The bill will also proposes to “impose robust and consistent accreditation requirements” for those accessing the data.
"Entities which have strong experience in data sharing and release could be accredited as Accredited Data Authorities to aid others in sharing or releasing data to trusted users," the issues paper said.
The bill proposes to provide “an alternative authority to share and release data” that is restricted by existing legislation.
“The DS&R Bill will not by default compel all data to be shared but rather will support data custodians to make informed decisions and manage risk consistently to enable appropriate sharing and release,” the issues paper states.

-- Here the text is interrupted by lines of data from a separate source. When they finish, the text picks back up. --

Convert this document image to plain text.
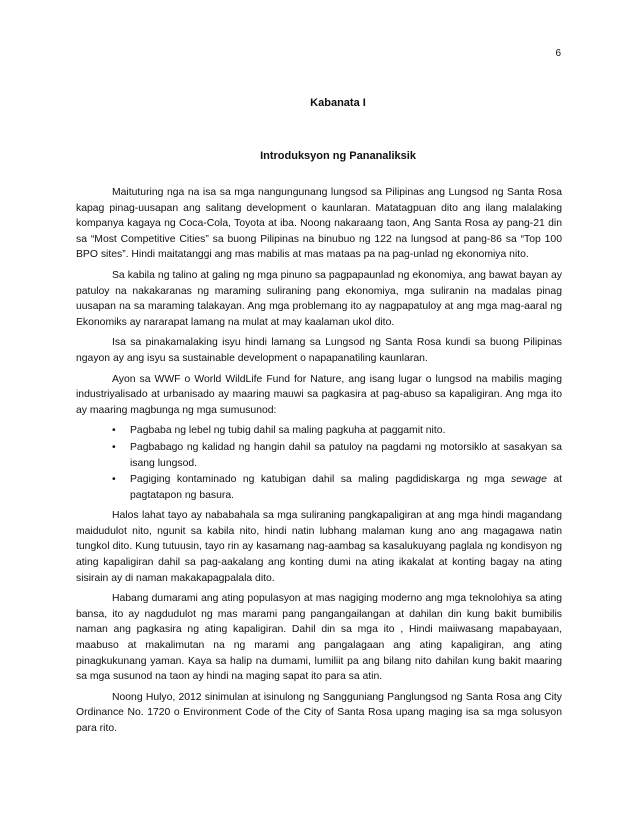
6
Kabanata I
Introduksyon ng Pananaliksik

Maituturing nga na isa sa mga nangungunang lungsod sa Pilipinas ang Lungsod ng Santa Rosa kapag pinag-uusapan ang salitang development o kaunlaran. Matatagpuan dito ang ilang malalaking kompanya kagaya ng Coca-Cola, Toyota at iba. Noong nakaraang taon, Ang Santa Rosa ay pang-21 din sa “Most Competitive Cities” sa buong Pilipinas na binubuo ng 122 na lungsod at pang-86 sa “Top 100 BPO sites”. Hindi maitatanggi ang mas mabilis at mas mataas pa na pag-unlad ng ekonomiya nito.

Sa kabila ng talino at galing ng mga pinuno sa pagpapaunlad ng ekonomiya, ang bawat bayan ay patuloy na nakakaranas ng maraming suliraning pang ekonomiya, mga suliranin na madalas pinag uusapan na sa maraming talakayan. Ang mga problemang ito ay nagpapatuloy at ang mga mag-aaral ng Ekonomiks ay nararapat lamang na mulat at may kaalaman ukol dito.

Isa sa pinakamalaking isyu hindi lamang sa Lungsod ng Santa Rosa kundi sa buong Pilipinas ngayon ay ang isyu sa sustainable development o napapanatiling kaunlaran.

Ayon sa WWF o World WildLife Fund for Nature, ang isang lugar o lungsod na mabilis maging industriyalisado at urbanisado ay maaring mauwi sa pagkasira at pag-abuso sa kapaligiran. Ang mga ito ay maaring magbunga ng mga sumusunod:

• Pagbaba ng lebel ng tubig dahil sa maling pagkuha at paggamit nito.
• Pagbabago ng kalidad ng hangin dahil sa patuloy na pagdami ng motorsiklo at sasakyan sa isang lungsod.
• Pagiging kontaminado ng katubigan dahil sa maling pagdidiskarga ng mga sewage at pagtatapon ng basura.

Halos lahat tayo ay nababahala sa mga suliraning pangkapaligiran at ang mga hindi magandang maidudulot nito, ngunit sa kabila nito, hindi natin lubhang malaman kung ano ang magagawa natin tungkol dito. Kung tutuusin, tayo rin ay kasamang nag-aambag sa kasalukuyang paglala ng kondisyon ng ating kapaligiran dahil sa pag-aakalang ang konting dumi na ating ikakalat at konting bagay na ating sisirain ay di naman makakapagpalala dito.

Habang dumarami ang ating populasyon at mas nagiging moderno ang mga teknolohiya sa ating bansa, ito ay nagdudulot ng mas marami pang pangangailangan at dahilan din kung bakit bumibilis naman ang pagkasira ng ating kapaligiran. Dahil din sa mga ito , Hindi maiiwasang mapabayaan, maabuso at makalimutan na ng marami ang pangalagaan ang ating kapaligiran, ang ating pinagkukunang yaman. Kaya sa halip na dumami, lumiliit pa ang bilang nito dahilan kung bakit maaring sa mga susunod na taon ay hindi na maging sapat ito para sa atin.

Noong Hulyo, 2012 sinimulan at isinulong ng Sangguniang Panglungsod ng Santa Rosa ang City Ordinance No. 1720 o Environment Code of the City of Santa Rosa upang maging isa sa mga solusyon para rito.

“There are more than 500 existing data secrecy and confidentiality provisions across more than 175 different pieces of Australian Government legislation.
“The vast majority of these provisions prevent sharing of data, except in specific limited circumstances.
“The DS&R Bill will carefully consider existing secrecy provisions to balance the need to protect certain types of government data, with data sharing and release for public interest purposes.”
It is hoped the this will overcome “cultural and legislative barriers” that have inhibited data sharing and release to date, much of which is “not personal or sensitive”.
Agencies will, however, be required to meet a “purpose test” and have internationally recognised ‘Five-Safes framework’ safeguards to be in place.
Current data sharing arrangements between agencies are largely governed by MoUs .
“The DS&R Bill will require data sharing arrangements between agencies and users to be detailed in data sharing agreements to ensure data is shared under conditions identified through the Five-Safes framework,” the paper states.
The legislation will also set out the powers of the national data commissioner, who will work with the Office of the Australian Information Commissioner.
The commissioner will be tasked with “report[ing] on the state of the data system and be able to audit parts of the system to make sure data is being managed appropriately and that the rules that keep data safe are met”.
The consultation period will close on August 1.